Composite materials continue to entice researchers and are increasingly being used in transport structures and buildings. Their qualities are stunning, and they are considered to be indispensable in addressing the environmental challenges at hand: reducing greenhouse gas emissions, creating stronger and more durable building structures, etc. How are these materials designed? What makes them so promising? Sylvain Drapier, a researcher in this field at Mines Saint-Étienne, answers our questions in this new addition to the “What is…?” series, dedicated to composite materials.
Does the principle behind a composite mean that it consists of two different materials?
Sylvain Drapier: Let’s say at least two materials. For a better understanding, it’s easier to think in terms of volume fractions, in other words, the proportion of volume that each component takes up in the composite. In general, a composite contains between 40 to 60% of reinforcements, often in the form of fibers. The rest is made up of a binder, called the matrix, which allows for the incorporation of these fibers. Increasingly, the binder percentage is being reduced by a few percentage points in order to add what we call fillers, such as minerals, which will optimize the composite material’s final properties.
Are these fibers exactly like those in our clothing?
SD: Agro-sourced composites, using natural fibers like flax and hemp, are starting to be developed. In this regard, it’s a little like the fibers in our clothing. But these materials are still rare. For composites that are produced for widespread distribution, the fibers are short — at times extremely short — glass fibers. To give an idea of their size, they have a diameter of 10 micrometers and are 1 to 2 millimeters long. They can be larger in products that must absorb limited strain, such as sailboards and electrical boxes, in which they are a few centimeters long. However, high-performance materials require continuous fibers that measure up to several hundred meters, which are wound on reels. This is the case for aramid fibers, with the best known being Kevlar, and is the case for glass fibers used to make wind turbine blades, as well as for carbon fibers used in structures that must withstand heavy use, such as bicycles, high-end cars and airplanes …
Can these fibers be bound together by soaking them in glue to form a composite?
SD: It all starts with fiber networks, in 2D or 3D, produced by specialized companies. This involves textiles that are actually woven, or knitted, in the case of revolving parts. After this, there are several production methods. Some processes involve having the plastic resin, in liquid form, soak into this network as a binder. When heated, the resin hardens: we refer to this as a thermosetting polymer. Other polymer resins are used in a solid state, and melt when heated. They fill the spaces between the fibers, and become solid when they return to room temperature. These matrices are called thermoplastic, made from the same polymer family as the plastic recyclable products we use every day. Metal and ceramic matrices exist too, but they are rarer.
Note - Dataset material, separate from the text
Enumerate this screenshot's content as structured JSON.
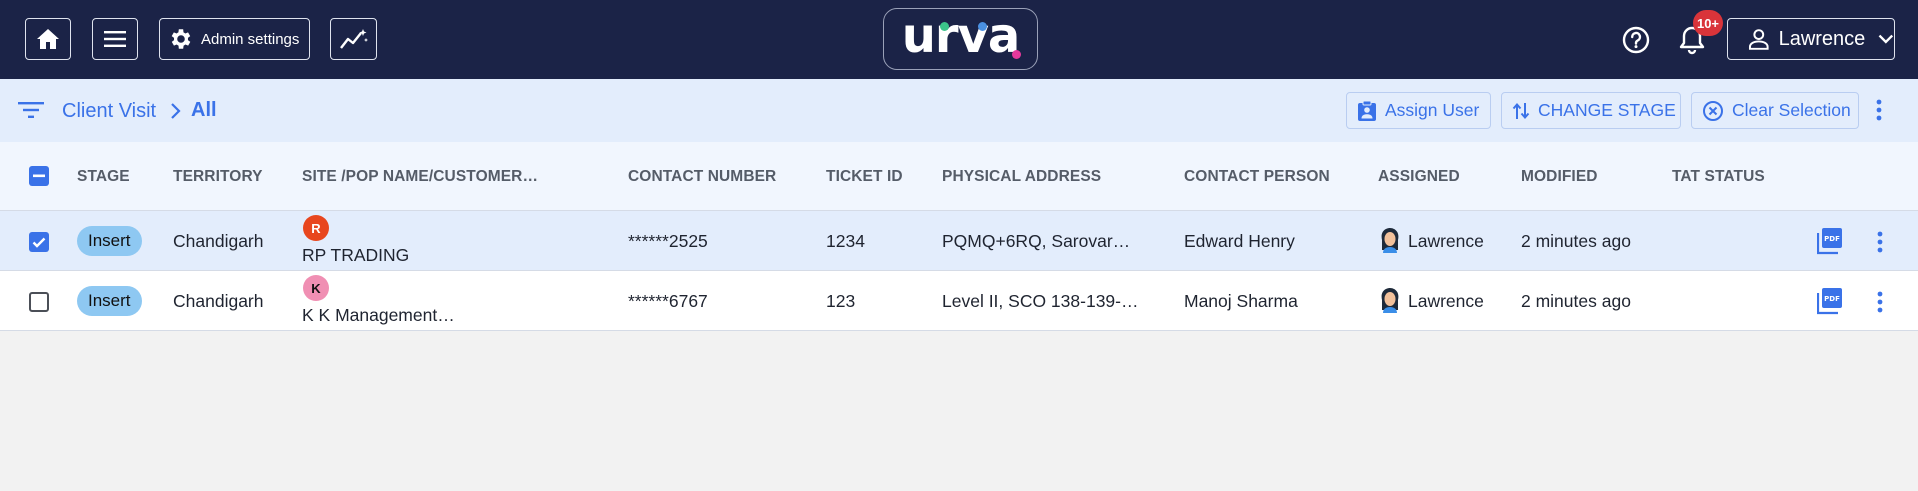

How is the choice of fiber determined?
SD: It all depends on its use. Ceramic matrices are used for composites inserted into hot structures; thermoplastic resins melt above 200-350°C, and the thermosetting matrices are weakened above 200°C. Some uses require very unusual matrix choices. This is the case for Formula 1 brakes, and the Ariane rocket nozzles, designed with 3D carbon: not only are the fibers carbon, but the binder is carbon too. Compared with a part made completely of carbon, this composite resists much better to crumbling, and can used at temperatures well in excess of 1,000°C.
What are the benefits of composites?
SD: These materials are very light, while offering physical properties that are at least equivalent to those of metallic materials. This benefit is what has won over the transportation industry, since a lighter vehicle consumes less energy. Another benefit of composites is they do not rust. Another feature: we can integrate functions into these materials. For example, we can make a composite more flexible in certain areas by orienting the fibers differently, which can allow sub-assemblies of parts to be replaced by just one part. However, composite resins are often water-sensitive. This is why the aeronautics industry simulates ageing cycles in specific humidity and temperature conditions.
What approach is envisaged for recycling composites?
SD: Thermoplastic matrices can be melted. The polymers are then separated from the fibers and each component is processed separately. However, thermosetting matrices lack this advantage, and the composites they form must be recycled in other ways. It is for this reason that researchers, seeking materials with a reduced carbon footprint, are looking to agro-based composites, by using more and more plant fibers. There are even composites that are 100% agro-based, associating bio-sourced polymers with these organic reinforcements. Composite recycling concerns do not yet attract the attention they deserve, but research teams are currently investing in this means of development.